Here’s kicker number 2: secukinumab clearance is also related to bodyweight, so the dosage schedule I’ll be on will be insufficient to reach the serum levels required for efficacy. Reading the literature, you need to have a trough level of 39 mg/L for efficacy, which can be achieved if under 90 kg in weight, but not over, on the standard dosing regimen. The time between maintenance will have to be reduced from 4 weeks to 2 weeks to achieve that. So there will be another fight with the NHS coming up.

The NHS ignores outcomes in AxSpA and, despite the rhetoric coming from government, is not patient-focused. It is cost-focused and box-ticking focused. Bizarrely, instead of making sure treatment is clinically effective (and therefore cost-effective long-term) the NHS will happily waste money on an ineffective treatment.

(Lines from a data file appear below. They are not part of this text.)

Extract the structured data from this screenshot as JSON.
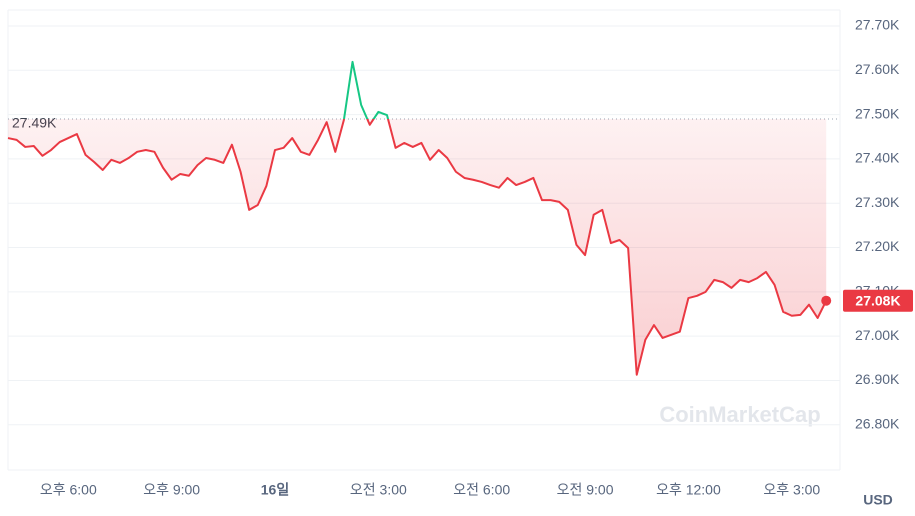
{
  "chart_data": {
    "type": "line",
    "x": [
      16.25,
      16.5,
      16.75,
      17,
      17.25,
      17.5,
      17.75,
      18,
      18.25,
      18.5,
      18.75,
      19,
      19.25,
      19.5,
      19.75,
      20,
      20.25,
      20.5,
      20.75,
      21,
      21.25,
      21.5,
      21.75,
      22,
      22.25,
      22.5,
      22.75,
      23,
      23.25,
      23.5,
      23.75,
      24,
      24.25,
      24.5,
      24.75,
      25,
      25.25,
      25.5,
      25.75,
      26,
      26.25,
      26.5,
      26.75,
      27,
      27.25,
      27.5,
      27.75,
      28,
      28.25,
      28.5,
      28.75,
      29,
      29.25,
      29.5,
      29.75,
      30,
      30.25,
      30.5,
      30.75,
      31,
      31.25,
      31.5,
      31.75,
      32,
      32.25,
      32.5,
      32.75,
      33,
      33.25,
      33.5,
      33.75,
      34,
      34.25,
      34.5,
      34.75,
      35,
      35.25,
      35.5,
      35.75,
      36,
      36.25,
      36.5,
      36.75,
      37,
      37.25,
      37.5,
      37.75,
      38,
      38.25,
      38.5,
      38.75,
      39,
      39.25,
      39.5,
      39.75,
      40
    ],
    "values": [
      27447,
      27443,
      27427,
      27429,
      27407,
      27420,
      27438,
      27447,
      27456,
      27409,
      27393,
      27375,
      27398,
      27391,
      27402,
      27416,
      27420,
      27416,
      27380,
      27353,
      27366,
      27362,
      27386,
      27402,
      27398,
      27391,
      27432,
      27371,
      27285,
      27296,
      27339,
      27420,
      27425,
      27447,
      27416,
      27409,
      27443,
      27483,
      27416,
      27488,
      27619,
      27522,
      27477,
      27506,
      27499,
      27425,
      27436,
      27427,
      27436,
      27398,
      27420,
      27402,
      27371,
      27357,
      27353,
      27348,
      27341,
      27335,
      27357,
      27341,
      27348,
      27357,
      27307,
      27307,
      27303,
      27285,
      27206,
      27183,
      27274,
      27285,
      27210,
      27217,
      27199,
      26913,
      26992,
      27025,
      26996,
      27003,
      27010,
      27086,
      27091,
      27100,
      27127,
      27122,
      27109,
      27127,
      27122,
      27131,
      27145,
      27116,
      27055,
      27046,
      27048,
      27071,
      27041,
      27080
    ],
    "up_color": "#16c784",
    "down_color": "#ea3943",
    "xlim": [
      16.25,
      40.4
    ],
    "ylim": [
      26698,
      27736
    ],
    "xticks": [
      {
        "value": 18,
        "label": "오후 6:00"
      },
      {
        "value": 21,
        "label": "오후 9:00"
      },
      {
        "value": 24,
        "label": "16일"
      },
      {
        "value": 27,
        "label": "오전 3:00"
      },
      {
        "value": 30,
        "label": "오전 6:00"
      },
      {
        "value": 33,
        "label": "오전 9:00"
      },
      {
        "value": 36,
        "label": "오후 12:00"
      },
      {
        "value": 39,
        "label": "오후 3:00"
      }
    ],
    "yticks": [
      {
        "value": 26800,
        "label": "26.80K"
      },
      {
        "value": 26900,
        "label": "26.90K"
      },
      {
        "value": 27000,
        "label": "27.00K"
      },
      {
        "value": 27100,
        "label": "27.10K"
      },
      {
        "value": 27200,
        "label": "27.20K"
      },
      {
        "value": 27300,
        "label": "27.30K"
      },
      {
        "value": 27400,
        "label": "27.40K"
      },
      {
        "value": 27500,
        "label": "27.50K"
      },
      {
        "value": 27600,
        "label": "27.60K"
      },
      {
        "value": 27700,
        "label": "27.70K"
      }
    ],
    "grid": true,
    "reference": {
      "value": 27490,
      "label": "27.49K"
    },
    "current": {
      "value": 27080,
      "label": "27.08K"
    },
    "unit_label": "USD",
    "watermark": "CoinMarketCap"
  }
}
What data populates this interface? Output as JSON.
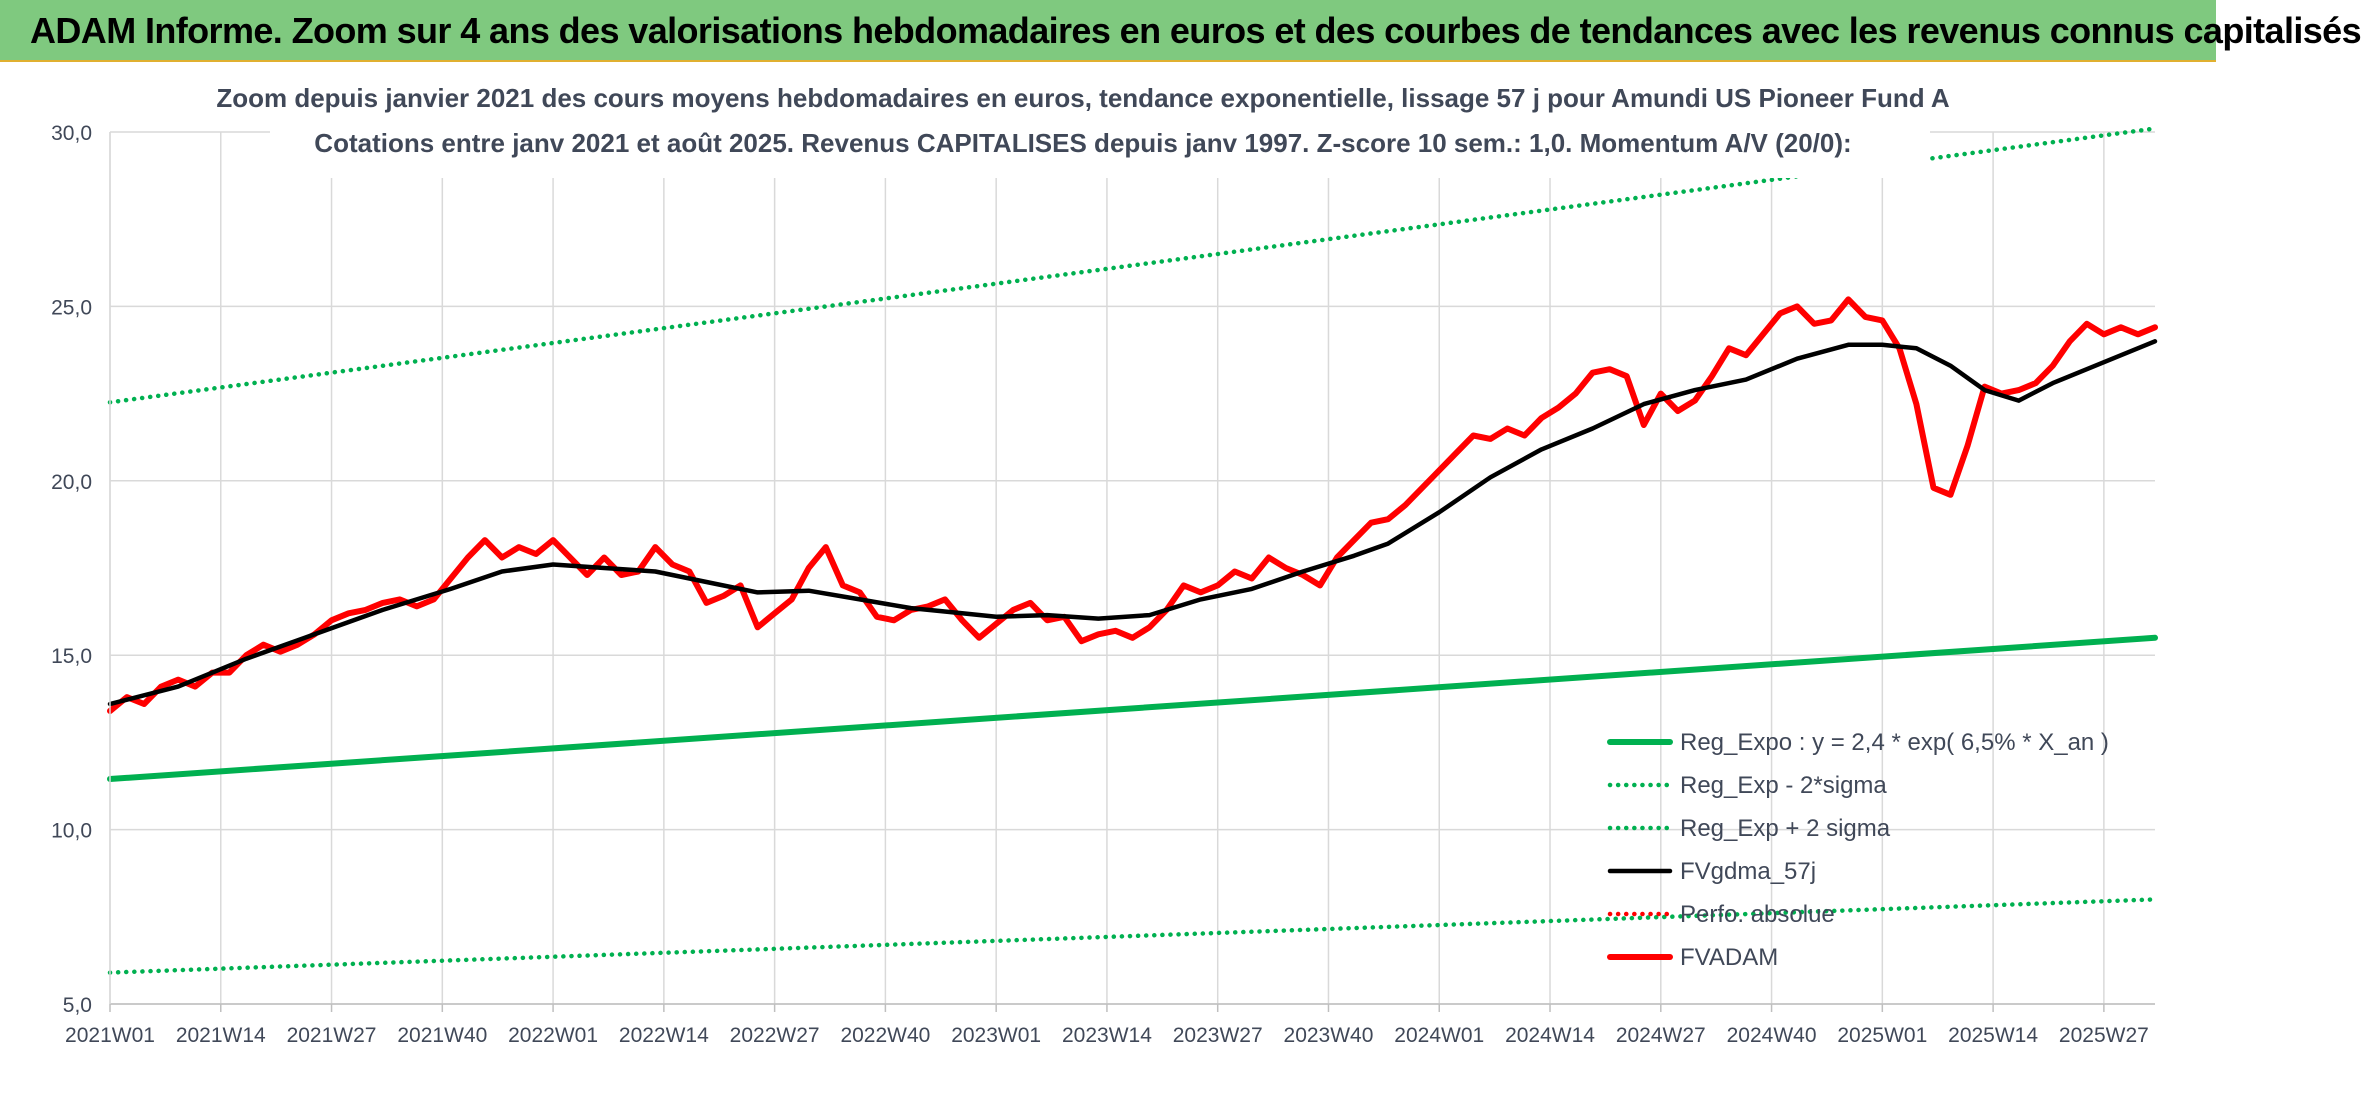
{
  "banner": {
    "text": "ADAM Informe. Zoom sur 4 ans des valorisations hebdomadaires en euros et des courbes de tendances avec les revenus connus capitalisés"
  },
  "colors": {
    "banner_bg": "#7fc97f",
    "reg_expo": "#00b050",
    "sigma_lines": "#00b050",
    "fvgdma": "#000000",
    "perfo": "#ff0000",
    "fvadam": "#ff0000",
    "grid": "#d9d9d9"
  },
  "chart_data": {
    "type": "line",
    "title_lines": [
      "Zoom depuis janvier 2021 des cours moyens hebdomadaires en euros, tendance exponentielle, lissage 57 j pour Amundi US Pioneer Fund A",
      "Cotations entre janv 2021 et août 2025. Revenus CAPITALISES depuis janv 1997. Z-score 10 sem.: 1,0. Momentum A/V (20/0):"
    ],
    "xlabel": "",
    "ylabel": "",
    "ylim": [
      5,
      30
    ],
    "y_ticks": [
      "5,0",
      "10,0",
      "15,0",
      "20,0",
      "25,0",
      "30,0"
    ],
    "y_tick_values": [
      5,
      10,
      15,
      20,
      25,
      30
    ],
    "x_range_weeks": [
      0,
      240
    ],
    "x_ticks": [
      {
        "label": "2021W01",
        "week": 0
      },
      {
        "label": "2021W14",
        "week": 13
      },
      {
        "label": "2021W27",
        "week": 26
      },
      {
        "label": "2021W40",
        "week": 39
      },
      {
        "label": "2022W01",
        "week": 52
      },
      {
        "label": "2022W14",
        "week": 65
      },
      {
        "label": "2022W27",
        "week": 78
      },
      {
        "label": "2022W40",
        "week": 91
      },
      {
        "label": "2023W01",
        "week": 104
      },
      {
        "label": "2023W14",
        "week": 117
      },
      {
        "label": "2023W27",
        "week": 130
      },
      {
        "label": "2023W40",
        "week": 143
      },
      {
        "label": "2024W01",
        "week": 156
      },
      {
        "label": "2024W14",
        "week": 169
      },
      {
        "label": "2024W27",
        "week": 182
      },
      {
        "label": "2024W40",
        "week": 195
      },
      {
        "label": "2025W01",
        "week": 208
      },
      {
        "label": "2025W14",
        "week": 221
      },
      {
        "label": "2025W27",
        "week": 234
      }
    ],
    "legend_position": "bottom-right",
    "grid": true,
    "series": [
      {
        "name": "Reg_Expo : y = 2,4 * exp( 6,5% *  X_an )",
        "style": "solid-thick",
        "color": "#00b050",
        "points": [
          [
            0,
            11.45
          ],
          [
            240,
            15.5
          ]
        ]
      },
      {
        "name": "Reg_Exp - 2*sigma",
        "style": "dotted",
        "color": "#00b050",
        "points": [
          [
            0,
            5.9
          ],
          [
            240,
            8.0
          ]
        ]
      },
      {
        "name": "Reg_Exp + 2 sigma",
        "style": "dotted",
        "color": "#00b050",
        "points": [
          [
            0,
            22.25
          ],
          [
            240,
            30.1
          ]
        ]
      },
      {
        "name": "FVgdma_57j",
        "style": "solid",
        "color": "#000000",
        "points": [
          [
            0,
            13.6
          ],
          [
            8,
            14.1
          ],
          [
            16,
            14.9
          ],
          [
            24,
            15.6
          ],
          [
            32,
            16.3
          ],
          [
            40,
            16.9
          ],
          [
            46,
            17.4
          ],
          [
            52,
            17.6
          ],
          [
            58,
            17.5
          ],
          [
            64,
            17.4
          ],
          [
            70,
            17.1
          ],
          [
            76,
            16.8
          ],
          [
            82,
            16.85
          ],
          [
            88,
            16.6
          ],
          [
            94,
            16.35
          ],
          [
            100,
            16.2
          ],
          [
            104,
            16.1
          ],
          [
            110,
            16.15
          ],
          [
            116,
            16.05
          ],
          [
            122,
            16.15
          ],
          [
            128,
            16.6
          ],
          [
            134,
            16.9
          ],
          [
            140,
            17.4
          ],
          [
            146,
            17.85
          ],
          [
            150,
            18.2
          ],
          [
            156,
            19.1
          ],
          [
            162,
            20.1
          ],
          [
            168,
            20.9
          ],
          [
            174,
            21.5
          ],
          [
            180,
            22.2
          ],
          [
            186,
            22.6
          ],
          [
            192,
            22.9
          ],
          [
            198,
            23.5
          ],
          [
            204,
            23.9
          ],
          [
            208,
            23.9
          ],
          [
            212,
            23.8
          ],
          [
            216,
            23.3
          ],
          [
            220,
            22.6
          ],
          [
            224,
            22.3
          ],
          [
            228,
            22.8
          ],
          [
            234,
            23.4
          ],
          [
            240,
            24.0
          ]
        ]
      },
      {
        "name": "Perfo. absolue",
        "style": "dotted",
        "color": "#ff0000",
        "points": []
      },
      {
        "name": "FVADAM",
        "style": "solid-thick",
        "color": "#ff0000",
        "points": [
          [
            0,
            13.4
          ],
          [
            2,
            13.8
          ],
          [
            4,
            13.6
          ],
          [
            6,
            14.1
          ],
          [
            8,
            14.3
          ],
          [
            10,
            14.1
          ],
          [
            12,
            14.5
          ],
          [
            14,
            14.5
          ],
          [
            16,
            15.0
          ],
          [
            18,
            15.3
          ],
          [
            20,
            15.1
          ],
          [
            22,
            15.3
          ],
          [
            24,
            15.6
          ],
          [
            26,
            16.0
          ],
          [
            28,
            16.2
          ],
          [
            30,
            16.3
          ],
          [
            32,
            16.5
          ],
          [
            34,
            16.6
          ],
          [
            36,
            16.4
          ],
          [
            38,
            16.6
          ],
          [
            40,
            17.2
          ],
          [
            42,
            17.8
          ],
          [
            44,
            18.3
          ],
          [
            46,
            17.8
          ],
          [
            48,
            18.1
          ],
          [
            50,
            17.9
          ],
          [
            52,
            18.3
          ],
          [
            54,
            17.8
          ],
          [
            56,
            17.3
          ],
          [
            58,
            17.8
          ],
          [
            60,
            17.3
          ],
          [
            62,
            17.4
          ],
          [
            64,
            18.1
          ],
          [
            66,
            17.6
          ],
          [
            68,
            17.4
          ],
          [
            70,
            16.5
          ],
          [
            72,
            16.7
          ],
          [
            74,
            17.0
          ],
          [
            76,
            15.8
          ],
          [
            78,
            16.2
          ],
          [
            80,
            16.6
          ],
          [
            82,
            17.5
          ],
          [
            84,
            18.1
          ],
          [
            86,
            17.0
          ],
          [
            88,
            16.8
          ],
          [
            90,
            16.1
          ],
          [
            92,
            16.0
          ],
          [
            94,
            16.3
          ],
          [
            96,
            16.4
          ],
          [
            98,
            16.6
          ],
          [
            100,
            16.0
          ],
          [
            102,
            15.5
          ],
          [
            104,
            15.9
          ],
          [
            106,
            16.3
          ],
          [
            108,
            16.5
          ],
          [
            110,
            16.0
          ],
          [
            112,
            16.1
          ],
          [
            114,
            15.4
          ],
          [
            116,
            15.6
          ],
          [
            118,
            15.7
          ],
          [
            120,
            15.5
          ],
          [
            122,
            15.8
          ],
          [
            124,
            16.3
          ],
          [
            126,
            17.0
          ],
          [
            128,
            16.8
          ],
          [
            130,
            17.0
          ],
          [
            132,
            17.4
          ],
          [
            134,
            17.2
          ],
          [
            136,
            17.8
          ],
          [
            138,
            17.5
          ],
          [
            140,
            17.3
          ],
          [
            142,
            17.0
          ],
          [
            144,
            17.8
          ],
          [
            146,
            18.3
          ],
          [
            148,
            18.8
          ],
          [
            150,
            18.9
          ],
          [
            152,
            19.3
          ],
          [
            154,
            19.8
          ],
          [
            156,
            20.3
          ],
          [
            158,
            20.8
          ],
          [
            160,
            21.3
          ],
          [
            162,
            21.2
          ],
          [
            164,
            21.5
          ],
          [
            166,
            21.3
          ],
          [
            168,
            21.8
          ],
          [
            170,
            22.1
          ],
          [
            172,
            22.5
          ],
          [
            174,
            23.1
          ],
          [
            176,
            23.2
          ],
          [
            178,
            23.0
          ],
          [
            180,
            21.6
          ],
          [
            182,
            22.5
          ],
          [
            184,
            22.0
          ],
          [
            186,
            22.3
          ],
          [
            188,
            23.0
          ],
          [
            190,
            23.8
          ],
          [
            192,
            23.6
          ],
          [
            194,
            24.2
          ],
          [
            196,
            24.8
          ],
          [
            198,
            25.0
          ],
          [
            200,
            24.5
          ],
          [
            202,
            24.6
          ],
          [
            204,
            25.2
          ],
          [
            206,
            24.7
          ],
          [
            208,
            24.6
          ],
          [
            210,
            23.8
          ],
          [
            212,
            22.2
          ],
          [
            214,
            19.8
          ],
          [
            216,
            19.6
          ],
          [
            218,
            21.0
          ],
          [
            220,
            22.7
          ],
          [
            222,
            22.5
          ],
          [
            224,
            22.6
          ],
          [
            226,
            22.8
          ],
          [
            228,
            23.3
          ],
          [
            230,
            24.0
          ],
          [
            232,
            24.5
          ],
          [
            234,
            24.2
          ],
          [
            236,
            24.4
          ],
          [
            238,
            24.2
          ],
          [
            240,
            24.4
          ]
        ]
      }
    ]
  }
}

By spending a bit more on the drug, they’ll make me productive again. Oh, and the adalimumab blood test they were so reluctant to perform costs all of £30. They wasted at least a year of adalimumab at high cost for the want of proper monitoring. Dealing with the NHS is a continual round of delay, obfuscation and frustration.

I have some basic questions for the NHS. Why do you not routinely monitor serum levels of biologics (or markers for them) to ensure the best chance of efficacy? Why do you not investigate the potential use of very low dose prednisolone in pulsed therapy (cheap and effective) in AxSpA?